New Branch and Merge Permissions

In a previous blog post about the new First Class Branches that we have added in TFS 2010, I mentioned the addition of two new permissions related to branching and merging.  In this post, I want to go into a bit more detail about these permissions, explaining what each enables, the motivation for adding each permission, and how users upgrading from TFS 2008 are impacted.

Manage Branch

The first of these new permissions is the Manage Branch permission.  Users that have this permission set to Allow for a given path can do the following:

  • Convert folders to branches (and branches back to folders)
  • Update metadata for a branch (i.e. owner, description)
  • Create additional child branches from the original branch
  • Change the relationships between branches with merge relationships (i.e. reparenting branches)

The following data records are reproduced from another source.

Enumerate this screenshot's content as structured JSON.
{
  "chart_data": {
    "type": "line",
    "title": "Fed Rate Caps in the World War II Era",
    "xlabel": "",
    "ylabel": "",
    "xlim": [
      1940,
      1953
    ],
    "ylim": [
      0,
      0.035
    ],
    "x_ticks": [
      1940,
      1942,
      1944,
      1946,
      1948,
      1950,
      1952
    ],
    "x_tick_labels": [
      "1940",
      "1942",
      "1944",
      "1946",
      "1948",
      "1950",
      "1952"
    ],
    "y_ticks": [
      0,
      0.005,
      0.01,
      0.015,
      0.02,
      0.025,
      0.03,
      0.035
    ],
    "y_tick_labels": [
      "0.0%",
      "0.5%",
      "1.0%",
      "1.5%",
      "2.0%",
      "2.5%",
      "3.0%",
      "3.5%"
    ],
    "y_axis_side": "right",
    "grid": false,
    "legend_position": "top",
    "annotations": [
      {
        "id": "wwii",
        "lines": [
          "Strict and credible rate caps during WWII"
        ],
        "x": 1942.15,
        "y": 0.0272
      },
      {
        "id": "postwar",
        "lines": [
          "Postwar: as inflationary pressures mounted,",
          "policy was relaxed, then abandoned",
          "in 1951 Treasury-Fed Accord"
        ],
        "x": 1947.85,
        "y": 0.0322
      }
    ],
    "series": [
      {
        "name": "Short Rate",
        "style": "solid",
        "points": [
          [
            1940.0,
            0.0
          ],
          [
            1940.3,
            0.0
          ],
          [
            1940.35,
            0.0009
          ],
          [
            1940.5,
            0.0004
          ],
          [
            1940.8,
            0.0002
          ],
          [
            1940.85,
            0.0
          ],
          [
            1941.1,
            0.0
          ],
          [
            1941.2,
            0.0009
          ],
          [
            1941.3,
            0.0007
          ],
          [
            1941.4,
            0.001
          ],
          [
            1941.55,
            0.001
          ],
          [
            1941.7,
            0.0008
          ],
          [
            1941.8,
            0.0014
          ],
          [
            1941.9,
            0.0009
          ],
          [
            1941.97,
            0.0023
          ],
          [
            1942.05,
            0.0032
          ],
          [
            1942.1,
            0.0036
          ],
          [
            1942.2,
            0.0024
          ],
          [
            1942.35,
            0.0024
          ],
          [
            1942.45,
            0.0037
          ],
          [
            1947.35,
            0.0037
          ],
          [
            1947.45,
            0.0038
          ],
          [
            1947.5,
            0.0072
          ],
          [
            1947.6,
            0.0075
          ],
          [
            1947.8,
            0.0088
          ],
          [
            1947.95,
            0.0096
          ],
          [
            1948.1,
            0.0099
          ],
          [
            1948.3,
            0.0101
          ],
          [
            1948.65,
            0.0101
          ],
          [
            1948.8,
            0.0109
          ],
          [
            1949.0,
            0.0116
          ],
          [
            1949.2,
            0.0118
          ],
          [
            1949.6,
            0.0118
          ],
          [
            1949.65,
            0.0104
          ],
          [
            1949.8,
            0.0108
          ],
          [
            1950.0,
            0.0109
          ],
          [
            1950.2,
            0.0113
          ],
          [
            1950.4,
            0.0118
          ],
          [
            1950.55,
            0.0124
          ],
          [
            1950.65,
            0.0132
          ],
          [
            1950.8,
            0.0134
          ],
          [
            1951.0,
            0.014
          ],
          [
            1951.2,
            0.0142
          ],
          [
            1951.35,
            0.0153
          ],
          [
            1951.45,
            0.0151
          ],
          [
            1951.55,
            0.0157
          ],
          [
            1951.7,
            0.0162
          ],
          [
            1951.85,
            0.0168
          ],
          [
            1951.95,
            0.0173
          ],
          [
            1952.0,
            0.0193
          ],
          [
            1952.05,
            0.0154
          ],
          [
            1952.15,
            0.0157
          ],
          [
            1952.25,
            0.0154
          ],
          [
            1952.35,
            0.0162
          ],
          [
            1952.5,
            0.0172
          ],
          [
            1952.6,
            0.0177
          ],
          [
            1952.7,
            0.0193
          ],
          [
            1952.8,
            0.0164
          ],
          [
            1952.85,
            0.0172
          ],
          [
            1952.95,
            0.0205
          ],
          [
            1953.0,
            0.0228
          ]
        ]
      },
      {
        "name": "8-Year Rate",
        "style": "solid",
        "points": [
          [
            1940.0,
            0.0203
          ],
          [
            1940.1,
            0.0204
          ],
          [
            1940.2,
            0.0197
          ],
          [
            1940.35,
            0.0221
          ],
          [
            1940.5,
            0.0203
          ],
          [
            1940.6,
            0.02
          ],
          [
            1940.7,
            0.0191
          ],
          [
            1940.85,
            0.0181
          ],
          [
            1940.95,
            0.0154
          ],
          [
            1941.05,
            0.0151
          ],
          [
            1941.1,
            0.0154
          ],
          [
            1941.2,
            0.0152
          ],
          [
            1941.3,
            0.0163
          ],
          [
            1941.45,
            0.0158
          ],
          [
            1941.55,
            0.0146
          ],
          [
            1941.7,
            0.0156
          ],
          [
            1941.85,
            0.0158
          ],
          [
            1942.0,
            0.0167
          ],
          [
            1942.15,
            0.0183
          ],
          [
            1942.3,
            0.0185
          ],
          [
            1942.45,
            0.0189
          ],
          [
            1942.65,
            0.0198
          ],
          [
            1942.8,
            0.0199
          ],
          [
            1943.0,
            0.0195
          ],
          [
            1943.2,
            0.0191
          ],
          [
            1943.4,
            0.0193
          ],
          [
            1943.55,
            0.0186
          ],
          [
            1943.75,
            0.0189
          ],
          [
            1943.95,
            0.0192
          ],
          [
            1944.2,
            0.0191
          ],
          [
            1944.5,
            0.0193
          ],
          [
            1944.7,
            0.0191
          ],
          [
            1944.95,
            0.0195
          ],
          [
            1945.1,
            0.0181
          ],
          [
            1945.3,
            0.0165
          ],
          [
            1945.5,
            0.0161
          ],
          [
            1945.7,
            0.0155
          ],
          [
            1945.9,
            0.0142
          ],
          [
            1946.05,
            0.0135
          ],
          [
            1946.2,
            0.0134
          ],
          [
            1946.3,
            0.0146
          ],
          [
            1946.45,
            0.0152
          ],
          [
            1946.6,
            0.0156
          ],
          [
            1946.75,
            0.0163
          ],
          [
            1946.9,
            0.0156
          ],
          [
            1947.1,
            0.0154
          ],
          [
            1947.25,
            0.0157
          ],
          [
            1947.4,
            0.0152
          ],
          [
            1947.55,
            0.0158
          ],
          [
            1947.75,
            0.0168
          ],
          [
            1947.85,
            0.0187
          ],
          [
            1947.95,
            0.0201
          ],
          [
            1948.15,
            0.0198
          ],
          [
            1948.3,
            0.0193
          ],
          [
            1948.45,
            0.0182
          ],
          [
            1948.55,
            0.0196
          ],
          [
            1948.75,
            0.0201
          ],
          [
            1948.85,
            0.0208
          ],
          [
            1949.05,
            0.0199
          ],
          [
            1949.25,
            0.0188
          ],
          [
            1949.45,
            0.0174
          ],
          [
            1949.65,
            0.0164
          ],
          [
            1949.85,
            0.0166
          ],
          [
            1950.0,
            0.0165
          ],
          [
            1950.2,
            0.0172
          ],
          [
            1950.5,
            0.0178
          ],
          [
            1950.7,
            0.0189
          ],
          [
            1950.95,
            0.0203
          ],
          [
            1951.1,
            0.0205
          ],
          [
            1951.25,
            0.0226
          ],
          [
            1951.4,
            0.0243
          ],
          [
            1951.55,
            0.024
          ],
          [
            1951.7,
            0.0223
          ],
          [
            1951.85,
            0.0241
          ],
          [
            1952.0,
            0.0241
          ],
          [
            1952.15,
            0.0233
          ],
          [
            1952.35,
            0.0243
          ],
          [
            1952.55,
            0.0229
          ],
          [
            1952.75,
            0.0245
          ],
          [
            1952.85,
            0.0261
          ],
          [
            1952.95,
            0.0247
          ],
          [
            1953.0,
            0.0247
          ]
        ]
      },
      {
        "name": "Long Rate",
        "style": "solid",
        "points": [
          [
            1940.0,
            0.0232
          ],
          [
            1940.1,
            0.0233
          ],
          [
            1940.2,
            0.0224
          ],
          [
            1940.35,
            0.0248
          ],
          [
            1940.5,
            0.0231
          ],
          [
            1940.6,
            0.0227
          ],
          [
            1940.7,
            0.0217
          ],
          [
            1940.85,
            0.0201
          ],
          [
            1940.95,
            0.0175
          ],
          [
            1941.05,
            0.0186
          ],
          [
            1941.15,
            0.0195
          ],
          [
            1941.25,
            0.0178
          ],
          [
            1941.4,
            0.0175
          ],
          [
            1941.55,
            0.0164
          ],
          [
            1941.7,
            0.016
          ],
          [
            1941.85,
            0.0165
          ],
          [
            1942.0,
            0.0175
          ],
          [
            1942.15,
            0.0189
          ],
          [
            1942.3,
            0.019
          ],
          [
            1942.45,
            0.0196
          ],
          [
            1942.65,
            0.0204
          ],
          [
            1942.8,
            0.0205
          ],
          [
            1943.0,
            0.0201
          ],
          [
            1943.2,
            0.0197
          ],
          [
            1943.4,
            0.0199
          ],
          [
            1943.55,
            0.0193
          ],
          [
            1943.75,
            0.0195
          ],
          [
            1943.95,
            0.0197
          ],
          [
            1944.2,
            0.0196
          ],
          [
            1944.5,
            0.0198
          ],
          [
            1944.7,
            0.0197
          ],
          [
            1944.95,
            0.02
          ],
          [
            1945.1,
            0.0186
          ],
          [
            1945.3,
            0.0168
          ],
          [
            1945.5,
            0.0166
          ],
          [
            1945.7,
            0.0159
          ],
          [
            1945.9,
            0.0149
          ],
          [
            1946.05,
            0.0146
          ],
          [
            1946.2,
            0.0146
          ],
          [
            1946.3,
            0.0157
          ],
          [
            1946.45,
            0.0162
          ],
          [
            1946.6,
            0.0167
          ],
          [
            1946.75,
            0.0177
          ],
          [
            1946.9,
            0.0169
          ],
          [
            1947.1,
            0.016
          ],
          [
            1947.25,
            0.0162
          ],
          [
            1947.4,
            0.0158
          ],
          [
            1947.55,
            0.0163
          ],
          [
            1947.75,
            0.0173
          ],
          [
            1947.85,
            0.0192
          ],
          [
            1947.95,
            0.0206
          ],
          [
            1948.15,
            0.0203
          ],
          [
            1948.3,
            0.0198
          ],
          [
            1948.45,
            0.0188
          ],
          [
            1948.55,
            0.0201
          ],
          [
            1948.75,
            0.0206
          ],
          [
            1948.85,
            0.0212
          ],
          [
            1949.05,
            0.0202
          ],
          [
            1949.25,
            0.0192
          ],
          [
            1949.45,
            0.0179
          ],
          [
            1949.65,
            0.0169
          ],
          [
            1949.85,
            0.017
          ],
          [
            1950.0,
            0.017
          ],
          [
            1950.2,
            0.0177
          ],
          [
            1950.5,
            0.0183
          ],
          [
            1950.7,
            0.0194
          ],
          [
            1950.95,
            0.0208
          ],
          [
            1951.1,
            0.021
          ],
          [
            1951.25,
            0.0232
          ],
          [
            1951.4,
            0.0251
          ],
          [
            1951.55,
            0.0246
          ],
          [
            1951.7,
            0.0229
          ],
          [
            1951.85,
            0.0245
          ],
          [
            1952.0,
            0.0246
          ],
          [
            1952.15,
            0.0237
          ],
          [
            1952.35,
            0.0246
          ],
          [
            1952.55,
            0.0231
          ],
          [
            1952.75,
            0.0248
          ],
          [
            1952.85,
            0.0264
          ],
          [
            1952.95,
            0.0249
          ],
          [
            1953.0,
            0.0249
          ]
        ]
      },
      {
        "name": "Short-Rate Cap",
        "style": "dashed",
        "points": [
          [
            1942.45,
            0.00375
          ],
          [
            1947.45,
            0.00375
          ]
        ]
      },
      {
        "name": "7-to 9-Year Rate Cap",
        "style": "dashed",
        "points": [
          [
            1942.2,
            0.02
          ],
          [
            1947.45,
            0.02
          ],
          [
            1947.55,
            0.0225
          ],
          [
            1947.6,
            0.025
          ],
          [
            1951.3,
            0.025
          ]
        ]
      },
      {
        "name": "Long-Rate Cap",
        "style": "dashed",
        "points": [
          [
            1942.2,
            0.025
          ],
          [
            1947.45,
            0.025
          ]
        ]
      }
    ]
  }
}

One very interesting point about this permission is that it is only relevant for folders that have been converted to Branches – it does not prevent users from branching ordinary folders for which this permission has been denied.

The primary motivation for adding this permission was to enable which users could create new branches.  In many organizations, there is a desire to establish a branching structure, and then have developers work in the branches the team has agreed they need.  Because the permission is path scoped, and branches can still be organized in folders, this still enables teams to group branches such that some branches can be further branched by users but other cannot. 

An example scenario around this permission would be to deny Contributors the ability to Manage Branch under $/TeamProj/Main and $/TeamProj/Releases, but grant the permission under $/TeamProj/FeatureBranches.  That way, users could create sub branches for their feature branches, but couldn’t branch off of release branches or Main.


The Merge permission is the second new permission we have added for version control.  Users that have this permission set to Allow for a given path can do the following:

  • Pend merge operations on branches, folders, and files under the specified path

Note that this Merge permission is only for the target path of a merge operation.  There is no permission to prevent a particular branch or folder from being merged to another path.  Unlike the Manage Branch permission, the Merge permission is not tied to branches – it has the same behavior for folders and branches under a given path.

The motivation for adding the Merge permission was similar to that of the Manage Branch permission.  In some teams, there is a desire to have certain developers handle the task of merging code between branches, while other developers will always work on one branch or another. 

Upgrading from 2008

Adding new permissions to the 2010 release presented the problem of how to assign these permissions on upgrade.  When we added these new permissions, we had one clear goal for the upgrade:

After upgrading, users should be able to continue using all features they had permissions to prior to the upgrade.

Following this guideline, users upgrading to 2010 will be granted the new permissions as follows:

For a given path, users that are granted the Pend Change (aka Edit) permission will be granted both the Manage Branch and Merge permission.  Likewise, users that have been denied the Pend Change permission will be denied the new permissions.

This effectively means that users that were granted Pend Change permission before upgrade would be able to branch and merge, and after upgrade they will still have the permissions to branch and merge. 

It is also important to note that during upgrade, folders with branch relationships to other folders are automatically converted to branches.  Due to an oversight, this created a problem during Beta 2…

Bug in TFS2010 Beta 2 Upgrade

Originally, we had planned to grant the Merge permission to users with the Pend Change permission, and Manage Branch would be granted to users with Admin Project Rights.  The thought here was that converting to branches and creating new branches was targeted more towards project leads than developers, and because the functionality was new, that users branching and merging folders wouldn’t be impacted.

Some time later, we decided we needed to automatically detect and convert folders to branches during the upgrade process.  When we implemented this and performed our upgrade testing, we didn’t realize that after upgrade users without Admin Project Rights couldn’t create new branches. 

The net result here is that for teams that have upgraded from 2008 to Beta 2, only users with Admin Project Rights will be granted the Manage Branch permission.  We have since fixed this bug so that users upgrading from 2008 to RC or RTM will have the permissions applied as described above.  Note that users upgrading from Beta 2 to RC/RTM will not have their permissions changed (we don’t want to overwrite any customizations that may have been made since upgrading to Beta 2).